Feb 22: In the U.S. Supreme Court, Case No. 10-218. Appealed from the Supreme Court of Montana. The case concerns three rivers [the Missouri River, the Madison River, and the Clark Fork River] which flow through Montana and then beyond its borders. The unanimous Supreme Court said, the question is whether discrete, identifiable segments of these rivers in Montana were non-navigable, as Federal law defines that concept for purposes of determining whether the State acquired title to the riverbeds underlying those segments, when the State entered the Union in 1889. Montana contends that the rivers must be found navigable at the disputed locations. From this premise, the State asserts that in 1889 it gained title to the disputed riverbeds under the "constitutional equal-footing doctrine." Based on its title claims, Montana sought compensation from PPL Montana, LLC, a power company, for its use of the riverbeds for hydroelectric projects. The Montana courts granted summary judgment on title to Montana, awarding it $41 million in rent for the riverbeds for the period from 2000 to 2007 alone. The Supreme Court said, "That judgment must be reversed."
In its concluding statement on the case the Justices said, "As the litigation history of this case shows, Montana filed its claim for riverbed rent over a century after the first of the dams was built upon the riverbeds. Montana had not sought compensation before then, despite its full awareness of PPL's hydroelectric projects and despite the State's own participation in the projects' federal licensing process. While this Court does not reach the question, it may be that by virtue of the State's sovereignty, neither laches nor estoppel could apply in a strict sense to bar the State's much belated claim. Still, the reliance by PPL and its predecessors in title upon the State's long failure to assert title is some evidence to support the conclusion that the river segments were non-navigable for purposes of the equal-footing doctrine.
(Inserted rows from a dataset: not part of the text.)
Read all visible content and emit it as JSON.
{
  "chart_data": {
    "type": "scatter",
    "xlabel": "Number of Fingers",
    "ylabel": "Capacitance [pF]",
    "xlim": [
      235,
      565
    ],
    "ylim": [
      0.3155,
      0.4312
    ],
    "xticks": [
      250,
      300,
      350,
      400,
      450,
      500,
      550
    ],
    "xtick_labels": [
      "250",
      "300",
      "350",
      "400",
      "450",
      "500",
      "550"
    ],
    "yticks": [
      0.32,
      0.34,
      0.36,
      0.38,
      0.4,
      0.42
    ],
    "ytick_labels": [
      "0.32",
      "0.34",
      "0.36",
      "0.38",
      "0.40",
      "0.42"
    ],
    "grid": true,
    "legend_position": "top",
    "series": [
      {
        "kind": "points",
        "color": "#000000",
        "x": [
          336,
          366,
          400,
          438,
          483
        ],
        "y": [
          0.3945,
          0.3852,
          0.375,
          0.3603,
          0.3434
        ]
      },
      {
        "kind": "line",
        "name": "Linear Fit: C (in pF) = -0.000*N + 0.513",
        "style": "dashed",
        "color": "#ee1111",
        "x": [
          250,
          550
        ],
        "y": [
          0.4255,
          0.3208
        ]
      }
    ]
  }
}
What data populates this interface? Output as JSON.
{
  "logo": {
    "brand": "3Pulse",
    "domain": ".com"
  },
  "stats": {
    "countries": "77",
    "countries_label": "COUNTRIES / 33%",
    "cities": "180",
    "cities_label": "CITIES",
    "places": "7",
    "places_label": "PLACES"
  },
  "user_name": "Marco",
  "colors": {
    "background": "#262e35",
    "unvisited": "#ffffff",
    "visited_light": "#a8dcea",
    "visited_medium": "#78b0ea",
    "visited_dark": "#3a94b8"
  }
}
"The Montana Supreme Court's ruling that Montana owns and may charge for use of riverbeds across the State was based upon an infirm legal understanding of this Court's rules of navigability for title under the equal footing doctrine. As the Court said in Brewer-Elliott, 'It is not for a State by courts or legislature, in dealing with the general subject of beds or streams, to adopt a retroactive rule for determining navigability which . . . would enlarge what actually passed to the State, at the time of her admission, under the constitutional rule of equality here invoked.' 260 U. S., at 88."